1.A sucessão testamentária constitui reflexo direto da autonomia da vontade, na medida em que possibilita, em vida, que a pessoa determine a forma como serão partilhados todos os seus bens após sua morte. O Código Civil exige, no entanto, que havendo herdeiros necessários (pais, avós, filhos, netos e cônjuge/companheiro), deverá ser respeitada a legítima, ou seja, a metade dos bens do testador não poderá ser objeto de testamento. Inexistindo herdeiros necessários, é possível a disposição total dos bens, elegendo o testador aquele que lhe convier.

2. A problemática ocorre, no entanto, com a morte de um dos herdeiros testamentários antes mesmo da abertura da sucessão, sem que exista, no testamento, a indicação de seu substituto. Nesse caso, como se dará a partilha da cota testamentária sem herdeiro?

3. Essa hipótese foi tratada no Recurso Especial n° 1674162, julgado em outubro de 2018 pelo Superior Tribunal de Justiça, em que a instituidora da herança, solteira, sem filhos e sem herdeiros ascendentes, portanto sem herdeiros necessários, deixou todos seus bens aos sobrinhos, o que motivou o pedido de irmão da falecida para acrescer à cota testamentária sem herdeiro.

4. Tratando-se de cota testamentária, não ocorre o chamado direito de representação do herdeiro pré-morto, de modo que, inexistindo indicação de substituto, sua cota retorna ao espólio e não é automaticamente transferida aos herdeiros do pré-morto.

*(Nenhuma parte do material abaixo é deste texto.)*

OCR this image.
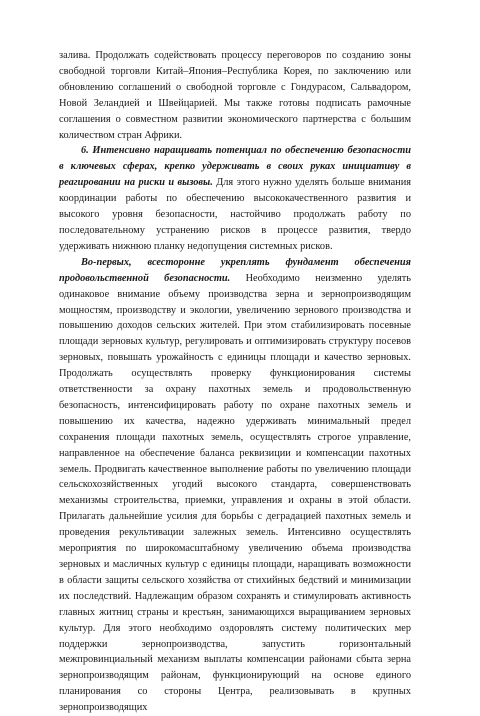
залива. Продолжать содействовать процессу переговоров по созданию зоны свободной торговли Китай–Япония–Республика Корея, по заключению или обновлению соглашений о свободной торговле с Гондурасом, Сальвадором, Новой Зеландией и Швейцарией. Мы также готовы подписать рамочные соглашения о совместном развитии экономического партнерства с большим количеством стран Африки.

6. Интенсивно наращивать потенциал по обеспечению безопасности в ключевых сферах, крепко удерживать в своих руках инициативу в реагировании на риски и вызовы. Для этого нужно уделять больше внимания координации работы по обеспечению высококачественного развития и высокого уровня безопасности, настойчиво продолжать работу по последовательному устранению рисков в процессе развития, твердо удерживать нижнюю планку недопущения системных рисков.

Во-первых, всесторонне укреплять фундамент обеспечения продовольственной безопасности. Необходимо неизменно уделять одинаковое внимание объему производства зерна и зернопроизводящим мощностям, производству и экологии, увеличению зернового производства и повышению доходов сельских жителей. При этом стабилизировать посевные площади зерновых культур, регулировать и оптимизировать структуру посевов зерновых, повышать урожайность с единицы площади и качество зерновых. Продолжать осуществлять проверку функционирования системы ответственности за охрану пахотных земель и продовольственную безопасность, интенсифицировать работу по охране пахотных земель и повышению их качества, надежно удерживать минимальный предел сохранения площади пахотных земель, осуществлять строгое управление, направленное на обеспечение баланса реквизиции и компенсации пахотных земель. Продвигать качественное выполнение работы по увеличению площади сельскохозяйственных угодий высокого стандарта, совершенствовать механизмы строительства, приемки, управления и охраны в этой области. Прилагать дальнейшие усилия для борьбы с деградацией пахотных земель и проведения рекультивации залежных земель. Интенсивно осуществлять мероприятия по широкомасштабному увеличению объема производства зерновых и масличных культур с единицы площади, наращивать возможности в области защиты сельского хозяйства от стихийных бедствий и минимизации их последствий. Надлежащим образом сохранять и стимулировать активность главных житниц страны и крестьян, занимающихся выращиванием зерновых культур. Для этого необходимо оздоровлять систему политических мер поддержки зернопроизводства, запустить горизонтальный межпровинциальный механизм выплаты компенсации районами сбыта зерна зернопроизводящим районам, функционирующий на основе единого планирования со стороны Центра, реализовывать в крупных зернопроизводящих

Além disso, conforme decidiu o STJ, a cota testamentária remanescente deverá ser partilhada, igualmente, entre os herdeiros legítimos, na ordem da vocação hereditária estabelecida no artigo 1.829 do Código Civil, aí sim incluindo o irmão da falecida, que deverá partilhar referida cota com os sobrinhos, que figurarão, neste ponto específico, como herdeiros legítimos por estirpe.

5. Com esse raciocínio, o STJ entendeu que não é possível ao irmão acrescer toda a cota testamentária remanescente que ficou sem herdeiro, de modo que não lhe toca o direito de acrescer previsto no artigo 1.941 do Código Civil. Ao irmão, a quem a lei conferiu a qualidade de herdeiro legítimo, mas não de herdeiro necessário (artigo 1.845 do Código Civil), caberá parte da cota testamentária sem dono, que será partilhada com os sobrinhos já contemplados pelo testamento, que, aí sim, figuram também como herdeiros legítimos em representação do ascendente pré-morto, irmãos da falecida.

6. Com essa decisão, a Corte Superior esclarece a quem compete o direito de acrescer e os limites que a lei impõe, a fim de garantir a prevalência da vontade do testador.